Features available to liquidity providers
● Determination of rates
Liquidity pools are specific to each borrower and are divided into tranches for each interest rate. When depositing liquidity in the pool of their choice, liquidity providers choose the rate at which they want to lend based on their own risk analysis. The borrowing rate is therefore directly determined by the market, on the blockchain, and depends on the rates offered by the liquidity providers.
● Non-replaceable positions
The deposit of each liquidity provider on the Atlendis protocol is characterized by a position, which is represented by an NFT with a unique image. The NFT details the lender’s position, including the status of the funds – whether on loan or pending a loan – and the underlying digital assets associated with them.
● Rewards for Liquidity Providers
Liquidity providers on the Atlendis protocol can earn rewards from three sources:
○ Interest earned on lending assets to borrowers, at the rate chosen by the lender.
○ When the funds are borrowed, they are automatically deposited on Aave – the largest overcollateralized lending protocol – and reimbursed at this platform’s rate.
○ Additional liquidity rewards paid by the borrower when their money is not used.
Features available to borrowers
● Customized swimming pools
Atlendis protocol pools are designed to meet the specific needs of the borrower, with a wide range of specific parameters and features.
Benefits for borrowers
Once borrowers are authorized, the Atlendis protocol opens one or more specific liquidity pools for each borrower and asset. Borrowers can access cryptocurrency loans instantly without the need for collateral, and at a clean rate discovered by the market thanks to an innovative order book developed by Atlendis. In addition, borrowers on Atlendis develop their credit profile and financial reputation and facilitate such services. The amount borrowed and the interest of the cryptocurrency loans must be repaid on the maturity date.
Benefits for lenders
With the Atlendis protocol, liquidity providers benefit from granularity in their investment choice and receive a higher interest rate than on overcollateralized loan protocols. They have the option to make loans only to borrowers they trust, and to choose the rate at which they want to borrow, taking into account their own research on the borrower and assisted by the credit assessment conducted by X-Margin, a partner from Atlendis.
Atlendis Labs has commissioned two audits of Atlendis Protocol Smart Contracts as part of a comprehensive long-term protocol security strategy. The first was done by Runtime Verification and the second by PeckShield.

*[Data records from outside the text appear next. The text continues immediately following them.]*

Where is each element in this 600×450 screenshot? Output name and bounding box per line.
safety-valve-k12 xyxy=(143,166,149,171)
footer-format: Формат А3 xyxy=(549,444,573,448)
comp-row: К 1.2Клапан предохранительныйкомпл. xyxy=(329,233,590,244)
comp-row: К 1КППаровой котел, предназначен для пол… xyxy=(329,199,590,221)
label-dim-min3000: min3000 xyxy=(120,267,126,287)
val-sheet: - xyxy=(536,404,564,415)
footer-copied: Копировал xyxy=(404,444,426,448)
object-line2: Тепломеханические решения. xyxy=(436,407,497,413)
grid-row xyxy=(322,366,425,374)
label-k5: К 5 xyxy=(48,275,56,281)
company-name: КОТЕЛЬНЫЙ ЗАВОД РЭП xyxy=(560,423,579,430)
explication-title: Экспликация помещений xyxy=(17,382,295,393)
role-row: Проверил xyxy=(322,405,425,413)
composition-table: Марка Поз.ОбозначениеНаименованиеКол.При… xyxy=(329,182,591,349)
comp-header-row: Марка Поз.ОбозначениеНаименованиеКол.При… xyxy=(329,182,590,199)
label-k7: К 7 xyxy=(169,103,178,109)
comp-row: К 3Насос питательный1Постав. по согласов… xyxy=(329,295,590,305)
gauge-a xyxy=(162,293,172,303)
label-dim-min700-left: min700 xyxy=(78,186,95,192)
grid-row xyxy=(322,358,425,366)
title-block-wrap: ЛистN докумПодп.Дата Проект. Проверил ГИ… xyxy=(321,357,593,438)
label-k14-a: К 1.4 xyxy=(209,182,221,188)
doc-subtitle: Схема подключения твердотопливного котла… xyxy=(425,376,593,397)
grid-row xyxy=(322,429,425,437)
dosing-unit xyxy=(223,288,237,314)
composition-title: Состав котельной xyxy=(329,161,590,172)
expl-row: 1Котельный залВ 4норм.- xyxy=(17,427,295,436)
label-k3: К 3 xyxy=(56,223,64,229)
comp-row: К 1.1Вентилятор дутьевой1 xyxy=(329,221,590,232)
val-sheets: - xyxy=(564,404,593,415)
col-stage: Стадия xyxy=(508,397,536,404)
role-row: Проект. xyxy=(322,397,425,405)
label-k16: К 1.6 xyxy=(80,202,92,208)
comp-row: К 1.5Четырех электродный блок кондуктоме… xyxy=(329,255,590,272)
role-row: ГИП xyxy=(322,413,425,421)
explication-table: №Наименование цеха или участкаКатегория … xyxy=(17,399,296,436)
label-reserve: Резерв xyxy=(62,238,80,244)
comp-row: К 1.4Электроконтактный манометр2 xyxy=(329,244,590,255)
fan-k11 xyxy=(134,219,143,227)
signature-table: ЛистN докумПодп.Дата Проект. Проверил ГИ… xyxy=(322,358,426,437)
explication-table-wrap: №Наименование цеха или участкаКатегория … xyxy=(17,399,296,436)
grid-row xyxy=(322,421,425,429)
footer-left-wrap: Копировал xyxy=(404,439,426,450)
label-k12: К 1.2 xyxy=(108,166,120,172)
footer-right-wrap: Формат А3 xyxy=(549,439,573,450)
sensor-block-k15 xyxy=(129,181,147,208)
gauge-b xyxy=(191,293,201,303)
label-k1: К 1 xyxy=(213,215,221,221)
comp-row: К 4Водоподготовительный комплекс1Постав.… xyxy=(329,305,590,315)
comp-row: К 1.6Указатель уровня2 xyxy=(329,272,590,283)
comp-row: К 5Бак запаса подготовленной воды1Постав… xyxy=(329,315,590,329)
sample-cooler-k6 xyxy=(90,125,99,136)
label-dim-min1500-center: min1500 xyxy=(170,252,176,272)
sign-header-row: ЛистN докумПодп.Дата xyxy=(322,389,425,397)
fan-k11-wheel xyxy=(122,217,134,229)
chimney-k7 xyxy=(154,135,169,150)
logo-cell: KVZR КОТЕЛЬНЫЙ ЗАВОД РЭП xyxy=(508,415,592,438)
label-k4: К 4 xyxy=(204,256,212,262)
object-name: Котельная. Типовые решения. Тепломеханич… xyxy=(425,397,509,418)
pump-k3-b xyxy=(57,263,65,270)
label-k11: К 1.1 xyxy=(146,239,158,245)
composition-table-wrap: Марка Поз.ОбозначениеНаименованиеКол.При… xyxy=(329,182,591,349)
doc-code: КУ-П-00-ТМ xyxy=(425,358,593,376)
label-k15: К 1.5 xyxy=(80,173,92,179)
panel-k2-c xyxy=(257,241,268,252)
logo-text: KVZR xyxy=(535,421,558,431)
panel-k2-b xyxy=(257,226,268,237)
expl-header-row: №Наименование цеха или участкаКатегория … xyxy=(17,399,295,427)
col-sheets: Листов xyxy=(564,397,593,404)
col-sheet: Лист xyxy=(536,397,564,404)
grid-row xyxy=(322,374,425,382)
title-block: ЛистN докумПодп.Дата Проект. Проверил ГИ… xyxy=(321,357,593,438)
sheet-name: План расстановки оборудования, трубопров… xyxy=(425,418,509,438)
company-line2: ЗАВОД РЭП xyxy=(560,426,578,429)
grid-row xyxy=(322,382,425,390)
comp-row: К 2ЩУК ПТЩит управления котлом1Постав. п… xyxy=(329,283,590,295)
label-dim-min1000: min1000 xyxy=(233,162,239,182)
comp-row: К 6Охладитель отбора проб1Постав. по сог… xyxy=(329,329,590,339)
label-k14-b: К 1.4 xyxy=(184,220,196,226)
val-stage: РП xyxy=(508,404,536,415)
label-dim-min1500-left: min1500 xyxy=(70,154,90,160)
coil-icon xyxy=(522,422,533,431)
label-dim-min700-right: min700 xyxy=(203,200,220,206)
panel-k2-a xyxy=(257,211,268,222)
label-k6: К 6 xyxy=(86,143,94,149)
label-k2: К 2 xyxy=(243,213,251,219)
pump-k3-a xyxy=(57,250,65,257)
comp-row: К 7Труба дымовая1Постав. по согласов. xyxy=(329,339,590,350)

Atlendis is a protocol for lending in cryptocurrencies without collateral. Institutional borrowers can get flexible and competitive loan terms. Unsecured loans made through the Atlendis protocol are similar to revolving credit lines, giving borrowers real flexibility for recurring and short-term liquidity needs. For lenders, Atlendis enables higher returns with detailed control of their risk profile. Lenders can earn high interest on actively borrowed capital and unused capital will be placed on a reputable third-party liquidity protocol. There will be no untapped capital on Atlendis. Atlendis enables trust-based lending and lending, giving borrowers a wide range of uses.